Euro notes, 11 December 2019
The European Union (EU) is channelling European taxpayers’ money to Israeli entities accused of international law violations, according to a new briefing by human rights campaigners.
The research, carried out by the Brussels-based group European Coordination of Committees and Associations for Palestine (ECCP), was published Tuesday.
“EU research funds have been a very important source of funding for Israeli academics, corporations and state institutions, among them a number of military companies and those involved in illegal Israeli settlements”, stated ECCP in a press release launching ‘EU and Israel: The Case of Complicity’.
“For many years European and Palestinian civil society and human rights organisations have been raising concerns over European taxpayers’ money being channelled to Israeli companies and institutions accused of war crimes and involved in violations of international law and human rights”.

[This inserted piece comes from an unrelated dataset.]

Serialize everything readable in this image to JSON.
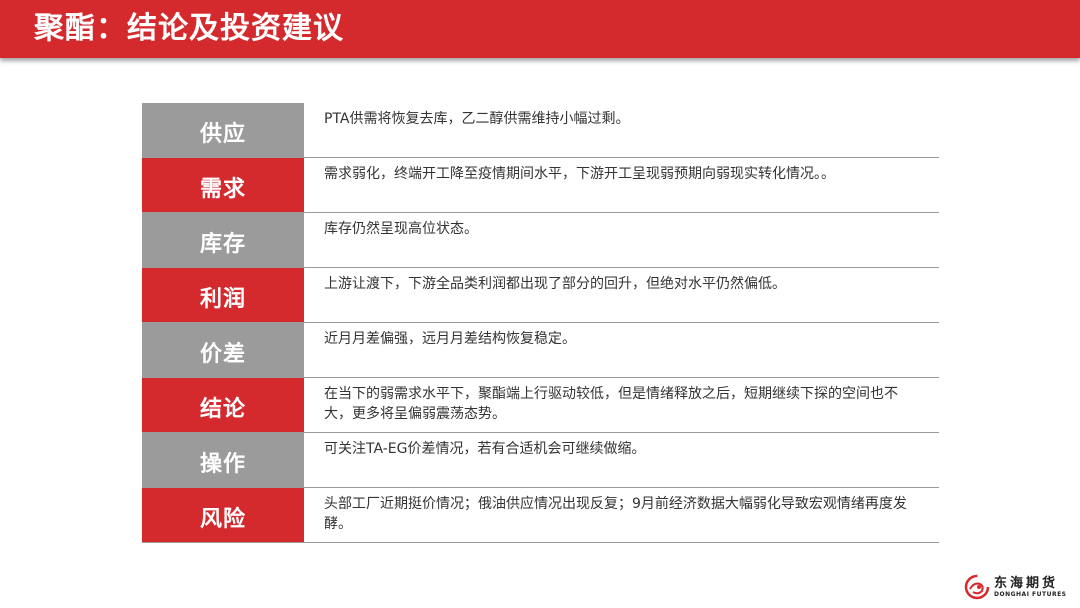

According to ECCP, even at the same time as the EU has been criticising Israeli actions over the years in the occupied Palestinian territory, the body has also been “funding the very companies that sustain these unlawful activities”.

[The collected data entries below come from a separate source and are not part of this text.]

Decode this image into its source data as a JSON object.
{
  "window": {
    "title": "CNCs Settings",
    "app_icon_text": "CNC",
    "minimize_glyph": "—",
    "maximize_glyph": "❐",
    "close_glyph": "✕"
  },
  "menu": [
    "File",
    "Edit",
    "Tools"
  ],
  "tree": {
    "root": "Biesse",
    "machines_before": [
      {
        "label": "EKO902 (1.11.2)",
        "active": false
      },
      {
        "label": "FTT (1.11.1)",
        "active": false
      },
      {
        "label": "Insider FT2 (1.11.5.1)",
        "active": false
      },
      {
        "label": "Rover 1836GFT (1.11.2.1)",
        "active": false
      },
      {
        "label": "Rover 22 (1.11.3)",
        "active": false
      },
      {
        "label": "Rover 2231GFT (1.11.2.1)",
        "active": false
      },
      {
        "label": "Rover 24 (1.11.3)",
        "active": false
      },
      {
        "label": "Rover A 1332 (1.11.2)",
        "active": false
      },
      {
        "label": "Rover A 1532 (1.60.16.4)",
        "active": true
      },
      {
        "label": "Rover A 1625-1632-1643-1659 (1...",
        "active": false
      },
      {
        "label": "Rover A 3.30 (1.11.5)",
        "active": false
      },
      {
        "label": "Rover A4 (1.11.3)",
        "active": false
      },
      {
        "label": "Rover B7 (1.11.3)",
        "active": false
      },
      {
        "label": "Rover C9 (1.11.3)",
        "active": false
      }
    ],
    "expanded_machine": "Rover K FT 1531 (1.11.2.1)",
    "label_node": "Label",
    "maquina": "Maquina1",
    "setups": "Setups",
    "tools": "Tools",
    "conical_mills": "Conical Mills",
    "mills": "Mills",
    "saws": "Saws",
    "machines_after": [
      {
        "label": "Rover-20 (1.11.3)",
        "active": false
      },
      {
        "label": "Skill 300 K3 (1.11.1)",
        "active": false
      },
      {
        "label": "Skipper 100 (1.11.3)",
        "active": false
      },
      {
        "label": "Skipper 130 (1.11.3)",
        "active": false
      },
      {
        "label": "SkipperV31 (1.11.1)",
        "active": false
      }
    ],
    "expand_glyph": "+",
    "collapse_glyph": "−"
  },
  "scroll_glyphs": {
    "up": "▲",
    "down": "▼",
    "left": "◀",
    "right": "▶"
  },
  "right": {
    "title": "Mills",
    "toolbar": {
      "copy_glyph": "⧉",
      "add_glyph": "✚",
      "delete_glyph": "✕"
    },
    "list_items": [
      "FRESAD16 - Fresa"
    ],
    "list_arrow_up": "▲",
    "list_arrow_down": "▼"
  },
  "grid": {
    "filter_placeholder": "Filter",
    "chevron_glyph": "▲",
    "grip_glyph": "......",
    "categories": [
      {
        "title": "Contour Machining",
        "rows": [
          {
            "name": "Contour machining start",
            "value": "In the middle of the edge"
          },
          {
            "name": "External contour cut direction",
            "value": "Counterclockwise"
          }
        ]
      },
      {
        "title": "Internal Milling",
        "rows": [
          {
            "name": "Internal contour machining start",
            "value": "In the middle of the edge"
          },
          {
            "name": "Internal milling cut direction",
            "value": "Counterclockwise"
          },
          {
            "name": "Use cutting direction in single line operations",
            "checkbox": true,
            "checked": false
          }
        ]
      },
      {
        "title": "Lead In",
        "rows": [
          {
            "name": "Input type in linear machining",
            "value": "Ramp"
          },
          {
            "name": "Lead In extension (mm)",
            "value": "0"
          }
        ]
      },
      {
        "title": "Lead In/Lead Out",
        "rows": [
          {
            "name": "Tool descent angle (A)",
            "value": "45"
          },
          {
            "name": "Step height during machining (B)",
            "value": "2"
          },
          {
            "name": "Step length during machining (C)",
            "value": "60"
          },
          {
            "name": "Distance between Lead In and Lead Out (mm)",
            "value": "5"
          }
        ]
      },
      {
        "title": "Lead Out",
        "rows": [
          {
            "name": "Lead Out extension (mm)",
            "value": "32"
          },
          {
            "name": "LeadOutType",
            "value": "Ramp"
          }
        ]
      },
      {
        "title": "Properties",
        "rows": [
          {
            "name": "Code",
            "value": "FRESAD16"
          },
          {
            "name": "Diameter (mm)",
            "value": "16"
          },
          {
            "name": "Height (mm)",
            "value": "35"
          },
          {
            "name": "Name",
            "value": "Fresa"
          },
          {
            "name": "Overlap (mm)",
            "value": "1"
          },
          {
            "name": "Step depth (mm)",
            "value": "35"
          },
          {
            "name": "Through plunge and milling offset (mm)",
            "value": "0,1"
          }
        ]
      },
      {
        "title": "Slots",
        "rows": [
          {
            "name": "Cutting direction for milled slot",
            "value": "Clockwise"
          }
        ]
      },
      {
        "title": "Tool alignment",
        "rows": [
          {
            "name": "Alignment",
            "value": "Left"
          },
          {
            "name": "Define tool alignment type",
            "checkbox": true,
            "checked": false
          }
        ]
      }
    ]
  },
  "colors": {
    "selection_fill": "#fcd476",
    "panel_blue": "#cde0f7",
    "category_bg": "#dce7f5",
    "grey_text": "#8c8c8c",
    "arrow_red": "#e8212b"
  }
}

Thus, the human rights campaigners add, “when it comes to Israel the EU continues to violate its own directives and commitments to international law by funding Israeli complicit entities at the expense of Palestinians”.

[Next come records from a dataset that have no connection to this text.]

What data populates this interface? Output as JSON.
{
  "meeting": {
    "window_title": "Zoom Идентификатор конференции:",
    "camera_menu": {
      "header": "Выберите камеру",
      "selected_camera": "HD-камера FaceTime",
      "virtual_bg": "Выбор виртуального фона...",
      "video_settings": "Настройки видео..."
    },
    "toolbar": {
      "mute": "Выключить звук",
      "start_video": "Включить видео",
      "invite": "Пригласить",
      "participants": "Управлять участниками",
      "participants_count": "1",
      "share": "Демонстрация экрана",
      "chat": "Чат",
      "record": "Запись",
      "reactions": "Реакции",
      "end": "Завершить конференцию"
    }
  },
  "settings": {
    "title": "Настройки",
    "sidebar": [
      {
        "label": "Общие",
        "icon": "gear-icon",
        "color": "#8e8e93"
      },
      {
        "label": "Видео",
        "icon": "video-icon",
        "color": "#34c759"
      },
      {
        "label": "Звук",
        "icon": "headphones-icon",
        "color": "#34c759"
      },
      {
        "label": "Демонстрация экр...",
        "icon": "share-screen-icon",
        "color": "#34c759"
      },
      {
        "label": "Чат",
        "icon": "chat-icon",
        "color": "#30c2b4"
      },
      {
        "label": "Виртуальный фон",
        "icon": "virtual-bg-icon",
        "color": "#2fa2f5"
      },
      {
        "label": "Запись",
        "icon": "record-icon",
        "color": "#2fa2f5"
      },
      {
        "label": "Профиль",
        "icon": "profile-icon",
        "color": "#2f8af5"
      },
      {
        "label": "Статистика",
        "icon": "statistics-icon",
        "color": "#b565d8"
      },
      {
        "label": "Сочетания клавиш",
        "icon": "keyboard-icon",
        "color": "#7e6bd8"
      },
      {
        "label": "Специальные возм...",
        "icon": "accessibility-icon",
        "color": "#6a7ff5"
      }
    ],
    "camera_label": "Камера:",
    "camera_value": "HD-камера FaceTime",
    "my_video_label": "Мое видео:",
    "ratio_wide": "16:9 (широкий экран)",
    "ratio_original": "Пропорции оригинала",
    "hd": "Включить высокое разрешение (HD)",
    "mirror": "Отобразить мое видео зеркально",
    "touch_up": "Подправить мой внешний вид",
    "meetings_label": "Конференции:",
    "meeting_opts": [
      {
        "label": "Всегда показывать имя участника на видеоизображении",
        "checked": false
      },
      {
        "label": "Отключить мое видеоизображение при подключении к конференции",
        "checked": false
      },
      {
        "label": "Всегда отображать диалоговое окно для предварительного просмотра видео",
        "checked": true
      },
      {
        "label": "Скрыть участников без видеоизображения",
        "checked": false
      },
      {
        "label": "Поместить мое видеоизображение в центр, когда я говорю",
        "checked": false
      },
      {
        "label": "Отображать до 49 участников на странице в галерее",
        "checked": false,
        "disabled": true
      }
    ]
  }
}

In one example cited in the research, as part of the last funding cycle known as ‘Horizon 2020’, two of Israel’s largest military companies – Elbit Systems and Israeli Aerospace Industry – received almost 10 million Euros of European taxpayers’ money.
Although Israel is not an EU country, Israeli applicants have been able to access EU research funds on the same basis as member states since 1995 through the EU-Israel Association Agreement.
“While Israel, as the Occupying Power, bears the main responsibility to ensure respect for international law and human rights of the occupied Palestinian population”, ECCP states, “third states which are not party to the conflict, such as the EU and its member states, also have an obligation to not aid, assist or recognise bodies that violate international law”.